At the same time, with each year that passes, I feel so grateful to still be here. And I get excited to think of how much closer each year brings me to that magical five-year mark when my risk of recurrence decreases (although, that’s no guarantee it won’t ever come back).
But this morning, cancer was not the first thing on my mind when I woke up. And as I went through the routine of preparing for work and getting my son off to camp, I still didn’t think about it. During my drive to the office, I listened to a podcast and got lost in the story–cancer was nowhere in my thoughts. Until that moment I logged onto Facebook, I actually didn’t think about what today is and what it means to me. For a while, I forgot.
This is huge! And it’s something that even two years ago I’d never believed possible. I remember after I got the all-clear after treatment, my oncologist told me there would come a time that I don’t think about cancer every day. I had such a hard time believing him because at that moment, the disease was at the forefront of my mind all the time. I couldn’t stop thinking and worrying about it. And while I’m still not quite to the not thinking about it stage yet, I’ve made so much progress.

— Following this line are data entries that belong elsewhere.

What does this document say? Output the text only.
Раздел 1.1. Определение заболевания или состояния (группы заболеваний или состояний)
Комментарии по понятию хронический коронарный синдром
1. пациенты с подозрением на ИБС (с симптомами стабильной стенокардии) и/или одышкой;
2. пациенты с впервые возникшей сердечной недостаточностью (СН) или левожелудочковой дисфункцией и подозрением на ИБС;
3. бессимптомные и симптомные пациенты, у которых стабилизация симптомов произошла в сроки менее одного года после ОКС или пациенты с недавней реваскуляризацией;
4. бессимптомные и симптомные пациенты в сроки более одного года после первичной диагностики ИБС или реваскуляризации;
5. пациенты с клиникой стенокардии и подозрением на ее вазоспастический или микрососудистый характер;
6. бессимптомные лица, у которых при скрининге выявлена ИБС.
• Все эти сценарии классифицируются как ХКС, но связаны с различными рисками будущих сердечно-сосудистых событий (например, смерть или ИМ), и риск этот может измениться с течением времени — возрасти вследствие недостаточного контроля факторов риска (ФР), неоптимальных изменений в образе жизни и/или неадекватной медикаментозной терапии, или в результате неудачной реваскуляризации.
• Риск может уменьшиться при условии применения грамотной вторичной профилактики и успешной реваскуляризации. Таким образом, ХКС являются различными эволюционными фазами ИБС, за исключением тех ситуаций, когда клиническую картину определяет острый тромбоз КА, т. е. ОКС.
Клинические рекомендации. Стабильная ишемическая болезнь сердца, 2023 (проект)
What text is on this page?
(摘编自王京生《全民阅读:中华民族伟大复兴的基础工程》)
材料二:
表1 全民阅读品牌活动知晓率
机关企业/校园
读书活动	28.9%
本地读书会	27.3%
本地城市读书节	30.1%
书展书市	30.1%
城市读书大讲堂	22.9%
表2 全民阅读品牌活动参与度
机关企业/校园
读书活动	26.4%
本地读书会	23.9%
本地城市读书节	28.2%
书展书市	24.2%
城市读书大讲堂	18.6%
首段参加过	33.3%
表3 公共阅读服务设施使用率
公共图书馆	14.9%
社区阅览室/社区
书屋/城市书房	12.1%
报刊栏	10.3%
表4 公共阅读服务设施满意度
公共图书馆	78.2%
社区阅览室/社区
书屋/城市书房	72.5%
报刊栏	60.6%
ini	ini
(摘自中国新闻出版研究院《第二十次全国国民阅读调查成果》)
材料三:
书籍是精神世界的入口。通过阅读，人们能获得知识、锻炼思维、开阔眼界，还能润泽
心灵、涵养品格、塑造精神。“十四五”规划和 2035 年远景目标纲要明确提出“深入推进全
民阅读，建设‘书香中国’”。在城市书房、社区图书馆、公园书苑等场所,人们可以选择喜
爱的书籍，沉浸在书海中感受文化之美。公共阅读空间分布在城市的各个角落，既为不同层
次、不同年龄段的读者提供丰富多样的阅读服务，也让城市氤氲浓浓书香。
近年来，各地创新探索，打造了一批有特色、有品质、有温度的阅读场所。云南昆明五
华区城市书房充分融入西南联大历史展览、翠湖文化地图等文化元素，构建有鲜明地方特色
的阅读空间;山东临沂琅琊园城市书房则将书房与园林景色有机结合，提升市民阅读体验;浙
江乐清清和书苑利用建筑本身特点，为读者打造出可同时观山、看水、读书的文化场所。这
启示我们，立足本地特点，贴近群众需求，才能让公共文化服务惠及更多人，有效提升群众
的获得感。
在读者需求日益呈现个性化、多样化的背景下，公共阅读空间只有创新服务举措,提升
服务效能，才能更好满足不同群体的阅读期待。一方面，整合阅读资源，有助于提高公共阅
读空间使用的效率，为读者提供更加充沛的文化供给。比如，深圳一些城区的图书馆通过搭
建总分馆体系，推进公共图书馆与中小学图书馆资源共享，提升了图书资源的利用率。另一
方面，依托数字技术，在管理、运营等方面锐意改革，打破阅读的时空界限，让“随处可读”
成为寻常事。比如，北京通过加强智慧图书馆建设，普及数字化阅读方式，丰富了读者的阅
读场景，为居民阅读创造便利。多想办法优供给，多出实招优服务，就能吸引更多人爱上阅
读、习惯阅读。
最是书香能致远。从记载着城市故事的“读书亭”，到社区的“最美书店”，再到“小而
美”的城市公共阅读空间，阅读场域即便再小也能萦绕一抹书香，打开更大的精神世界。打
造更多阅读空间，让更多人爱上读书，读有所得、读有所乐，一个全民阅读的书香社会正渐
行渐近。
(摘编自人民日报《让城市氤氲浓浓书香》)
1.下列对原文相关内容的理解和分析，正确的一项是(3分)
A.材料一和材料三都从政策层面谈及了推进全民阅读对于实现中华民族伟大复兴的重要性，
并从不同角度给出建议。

So this is all to say, if anyone out there reading this is still early on in their journey with this disease, I want you to know it gets better. It never stops being scary or sad or frustrating, but those feelings lessen. And you learn coping mechanisms to deal with them. And eventually your hair grows back and your appointments taper off and you start to feel more like yourself again. It’s a process, and as you go through it, the key is to be gentle with yourself and do what you need to find peace. I never believed it myself, but I can tell you now, it will come.